[Date Prev][Date Next] [Thread Prev][Thread Next] [Date Index] [Thread Index]

Re: openoffice should be provided.



On 04/15/12 20:29, Gilbert Sullivan wrote:
On 04/15/2012 10:45 AM, dE . wrote:
On 04/15/12 19:41, Gilbert Sullivan wrote:
On 04/15/2012 05:36 AM, dE . wrote:
I was wondering if the latest openoffice (3.3) be provided following the
major regressions since the libreoffice fork (I think the total no. of
bugs has increased). OOo is more stable and reliable.
My 2 cents on this would be that the Debian maintainers / community have
decided to go with LibreOffice for lots of good reasons.

And, this is "testing", after all. The idea, I suppose, is that we -- as
testers -- get to look at the (almost) latest and greatest and use bug
reports as needed to report our experiences with the packages in
testing. Occasional breakage is expected. But the hope is that the kinks
get worked out in the process so that, when the present testing version
is ready to go stable, it's -- well, stable.

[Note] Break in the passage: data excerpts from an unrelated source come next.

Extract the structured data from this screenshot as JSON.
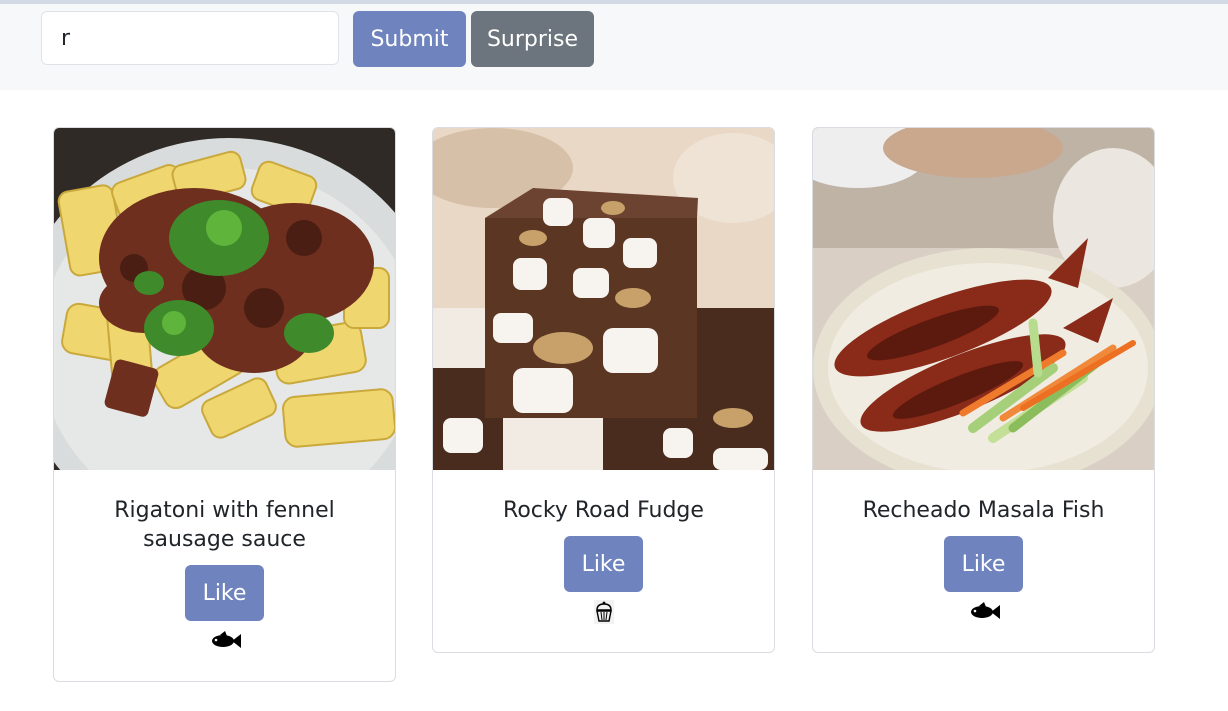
{
  "search": {
    "value": "r"
  },
  "toolbar": {
    "submit_label": "Submit",
    "surprise_label": "Surprise"
  },
  "recipes": [
    {
      "title": "Rigatoni with fennel sausage sauce",
      "like_label": "Like",
      "category_icon": "fish-icon"
    },
    {
      "title": "Rocky Road Fudge",
      "like_label": "Like",
      "category_icon": "cupcake-icon"
    },
    {
      "title": "Recheado Masala Fish",
      "like_label": "Like",
      "category_icon": "fish-icon"
    }
  ],
  "colors": {
    "primary": "#6f84bf",
    "secondary": "#6c757d",
    "header_bg": "#f7f8fa"
  }
}
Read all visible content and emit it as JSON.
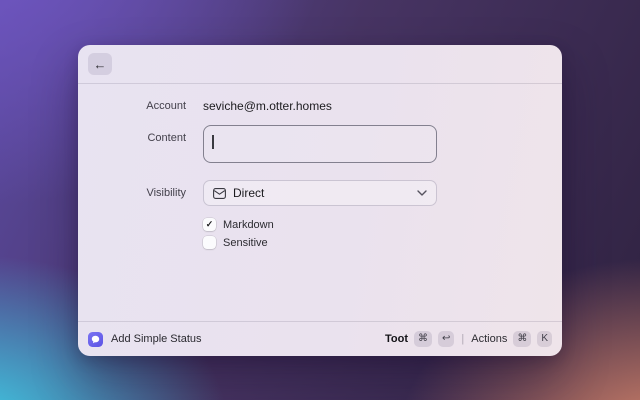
{
  "icons": {
    "back": "←",
    "command": "⌘",
    "return": "↩",
    "check": "✓",
    "pipe": "|"
  },
  "colors": {
    "logo": "#6158e7",
    "window_bg": "#e9e2ef",
    "bg_top_left": "#6b51b3",
    "bg_top_right": "#2f2240",
    "bg_bottom_left": "#3cc7e0",
    "bg_bottom_right": "#cd7767"
  },
  "window": {
    "form": {
      "account": {
        "label": "Account",
        "value": "seviche@m.otter.homes"
      },
      "content": {
        "label": "Content",
        "value": ""
      },
      "visibility": {
        "label": "Visibility",
        "selected": "Direct"
      },
      "checkboxes": [
        {
          "label": "Markdown",
          "checked": true
        },
        {
          "label": "Sensitive",
          "checked": false
        }
      ]
    },
    "footer": {
      "status_label": "Add Simple Status",
      "primary_action": {
        "label": "Toot",
        "keys": [
          "⌘",
          "↩"
        ]
      },
      "secondary_action": {
        "label": "Actions",
        "keys": [
          "⌘",
          "K"
        ]
      }
    }
  }
}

Those who have stability / reliability of the software as their priority
should probably be using the current stable rather than the testing
version of Debian. And there's the alternative of simply using testing
but obtaining OpenOffice from outside the standard repository. That way,
testing gets used for what it was designed for, and you get to have the
office applications you prefer.

But I believe that the idea of maintaining stable needs to remain
consistent with it being supplied with applications that sit kind of
close to the bleeding edge. (And, of course, there's unstable and
experimental for those who don't mind the odd hemorrhage, now and then.

Best regards,
Gilbert


I was wondering about this cause testing will be frozen in 2 months.

Yes, obviously, if the PMs refuse to package it, then I'll be
downloading the static portable builds form somewhere.
Oops! I'm sorry I miss-stated what I meant in my last paragraph above. I
should have said that "the idea of maintaining *testing* needs to remain
consistent..."

And, yes, concerning getting OpenOffice from somewhere, I suppose that
enabling an outside repository for OpenOffice for use with testing might
have its drawbacks, as opposed to using a static portable build. One
moving target at a time is probably enough. At least it certainly would
be for me.

I'm afraid my use of office applications of any type is not likely to be
advanced enough -- or unusual enough -- to have me running into most of
the bugs I've seen listed.

Maybe you just need to be more simple-minded -- like me!

;-)

Best regards,
Gilbert



I'm facing problems with deployments. That's why.

Libreoffice can't open a lot of doc, ppt, docx and pptx files... this's a very common feature exploited. Also it corrupts pptx. Closing the find toolbar (via the x button) twice crashes libreoffice.

Otherwise, if you're looking at advanced features... a lot are broken.